Happy New Year. It’s a beautiful day. I hope that bodes well for the coming year. Were my mom on this earth she would tell me to get out and take a walk. But I was in Central Park until one Am last night, so she might have excused me on those grounds.
We walked passed Tavern on The Green. Last year there had been ice sculptures and everybody was allowed into the grounds. This year it was balmy and Benny E King was singing outside in the courtyard of the restaurant. Remember him from early childhood “There is a rose in Spanish Harlem.” and other great ’50’s song.
At the band-shell there was a DJ who basically played techno music when he wasn’t playing Frank’s version of “New York, New York.” There was hot chocolate, tea, coffee, a mini-marathon, and the night reminded me of everything that’s good about New York. The crowds were further downtown. We had our own fireworks in the park.
I’m the dodo who asked Lucia and Little Luce what time the fireworks would be. Glad I could be of some amusement value.
I had a bottle of Moet left over from the election. It was the bottle of champagne we were going to celebrate with. (Not the double L’s; it was a school night and Lucia usually stays home when Little Luce has to go to school the next day.)
When I was growing up my parents would go out every New Years to a fancy dress party or costume party. My parents went out every Saturday and I assumed that I would when I grew up.
Well I got married without ever having been on a real date and we had known each other for four years so I don’t know why I thought I would live a sophisticated life.
Okay, we had gone out on about five real dates, but even back in the late ’60’s early ’70’s we traveled in packs. Our idea of a big evening was sitting around looking at each other; our idea of a really big evening was sneaking into the Fillmore East before the main act. (I know that we girls passed for groupies; but I’m not sure what the boys passed for, probably roadies–I mean rock stars, of course.) Or going with a minimum of 20 people to Hong Fat in Chinatown at two AM and running into 40 more people we knew.

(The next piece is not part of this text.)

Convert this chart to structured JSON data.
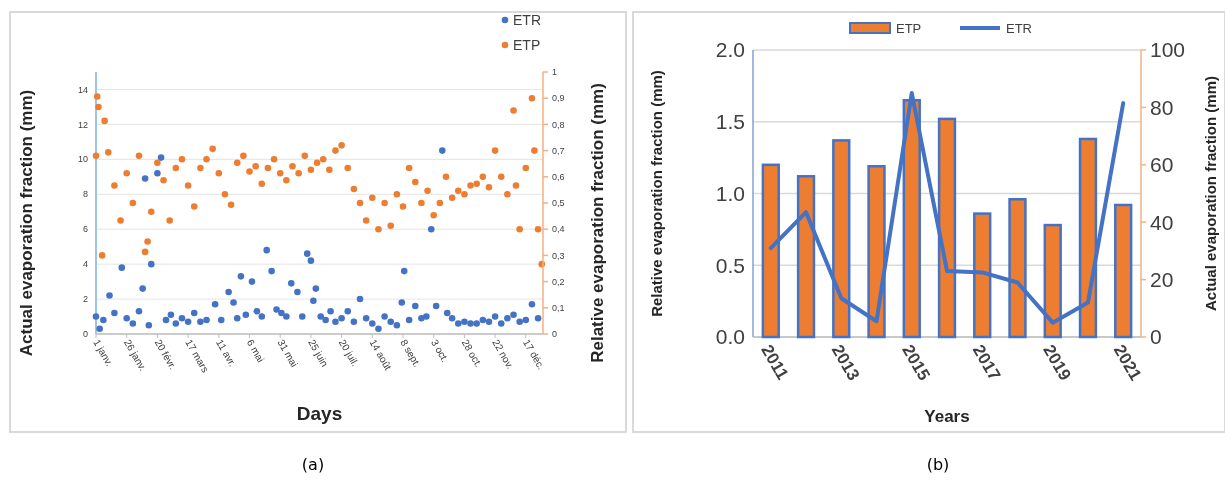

I’m thinking about this because the first time I remember meeting INYTBA (an affectionate acronym) was at the Band-shell though we lived on Long Island; and had met there many times. I think the Jefferson Airplane was playing.
The spring before, when I was still in high school, I had seen Country Joe & The Fish “One two three four what are we fighting for,” there. I thought about those lyrics a lot last night. All these years later and I’m wondering again, and the country is polarized once more. I thought about the Band-shell, Central Park, the Be-In’s, the many concerts I have seen there and all the other ways Central Park has been important to me.
I did end up living a somewhat sophisticated life for a number of years. When I lived across from the park in the East 60’s I would have a small New Years Eve party every year for six to ten of my best friends. Then I would have a
First Saturday After New Years Party or Lucia’s Annual Surprise Birthday Party for anywhere from 75 to 200 people. The parties would end somewhere about dawn. I don’t pine for them or the times but sometimes think that somebody else was living my life. I couldn’t have known all those people. Me? But I did.
My friend Patrick would have fancy dress dinners with five courses, and many forks. As my father had been a waiter summers during high school and college, I could set a perfect table by the age of eight.
But Patrick would get so crazed that Lucia or I would use the wrong fork, I would use a wrong fork on purpose just to see his reaction. Patrick and his lover would buy huge tins of Beluga caviar something I proudly hate, and I would feed Patrick my portion by slipping him my portion, by putting my spoon into his hand under the table, so I was never uncouth. It was fun watching Patrick being scared that we would embarrass him in front of his friends from Sutton Place.
I thought about Patrick last night and all the free operas and symphony’s we had attended in The Park.
My Central Park history goes back so long I don’t remember ever not knowing it. My dad would take fave sis and I to climb on rocks–just like the ones he had climbed on when he was growing up in East Harlem, and Central Park was his backyard. Only we wouldn’t go to the northern part of the park then because it wasn’t safe. It is now.
It felt great to be in a place that brings back pleasurable memories and to know that Little Luce was storing her memories in her memory bank to be handed down to still another generation.
It felt great to get away from the real world and its problems for a few hours.
Even the anti-war memories were filtered through a hazed over moon.